Institutional review board statement: This study was reviewed and approved by the Ethics Committee of Sir Run Run Shaw Hospital.

Conflict-of-interest statement: All the authors declare no conflicts of interest related to this article.

Open-Access: This article is an open-access article that was selected by an in-house editor and fully peer-reviewed by external reviewers. It is distributed in accordance with the Creative Commons Attribution NonCommercial (CC BY-NC 4.0) license, which permits others to distribute, remix, adapt, build upon this work non-commercially, and license their derivative works on different terms, provided the original work is properly cited and the use is non-commercial. See: http://creativecommons.org/licenses/by-nc/4.0/

Corresponding author: Xiu-Jun Cai, MD, PhD, FACS, FRCS, Professor, Surgeon, Key Laboratory of Laparoscopic Technique Research of Zhejiang Province, Department of General Surgery, Sir Run Run Shaw Hospital, Zhejiang University School of Medicine, 3 East Qingchun Road, Jianggan District, Hangzhou 310016, Zhejiang Province, China. srrsh_cxj@zju.edu.cn

Received: October 3, 2019
Peer-review started: October 3, 2019
First decision: November 10, 2019
Revised: December 20, 2019
Accepted: February 12, 2020
Article in press: February 12, 2020
Published online: February 28, 2020

Abstract

BACKGROUND

Despite significant advances in multimodality treatments, hepatocellular carcinoma (HCC) remains one of the most common malignant tumors. Identification of novel prognostic biomarkers and molecular targets is urgently needed.

AIM

To identify potential key genes associated with tumor microenvironments and the prognosis of HCC.

METHODS

The infiltration levels of immune cells and stromal cells were calculated and quantified based on the ESTIMATE algorithm. Differentially expressed genes (DEGs) between high and low groups according to immune or stromal scores were screened using the gene expression profile of HCC patients in The Cancer Genome Atlas and were further linked to the prognosis of HCC. These genes were validated in four independent HCC cohorts. Survival-related key genes were identified by a LASSO Cox regression model.

RESULTS

HCC patients with a high immune/stromal score had better survival benefits than patients with a low score. A total of 899 DEGs were identified and found to be involved in immune responses and extracellular matrices, 147 of which were associated with overall survival. Subsequently, 52 of 147 survival-related DEGs were validated in additional cohorts. Finally, ten key genes (STSL2, TMC5, DOK5, RASGRP2, NLRC3, KLRB1, CD5L, CFHR3, ADH1C, and UGT2B15) were selected and used to construct a prognostic gene signature, which presented a good performance in predicting overall survival.

CONCLUSION

This study extracted a list of genes associated with tumor microenvironments and the prognosis of HCC, thereby providing several valuable directions for the prognostic prediction and molecular targeted therapy of HCC in the future.

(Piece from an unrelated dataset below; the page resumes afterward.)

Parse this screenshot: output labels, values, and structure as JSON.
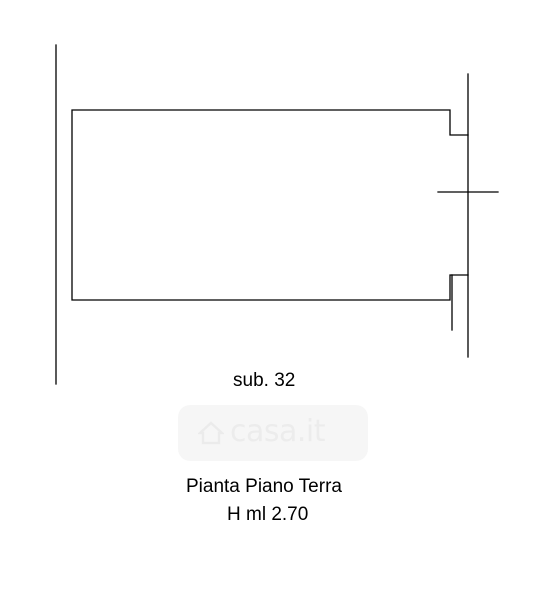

Keywords: Hepatocellular carcinoma, Tumor microenvironment, Differentially expressed genes, Overall survival

Core tip: We performed an integrated bioinformatics analysis to assess the influence of tumor microenvironment on the prognosis of patients with hepatocellular carcinoma (HCC). The results found that HCC patients with a high immune/stromal infiltration level had better survival benefits than patients with a low infiltration level. Ten microenvironment-related key genes were screened and used to construct a prognostic gene signature, which presented a good performance in predicting overall survival. Our study provided novel insight into the potential association of tumor microenvironment with HCC prognosis and molecular targeted therapy of HCC in the future.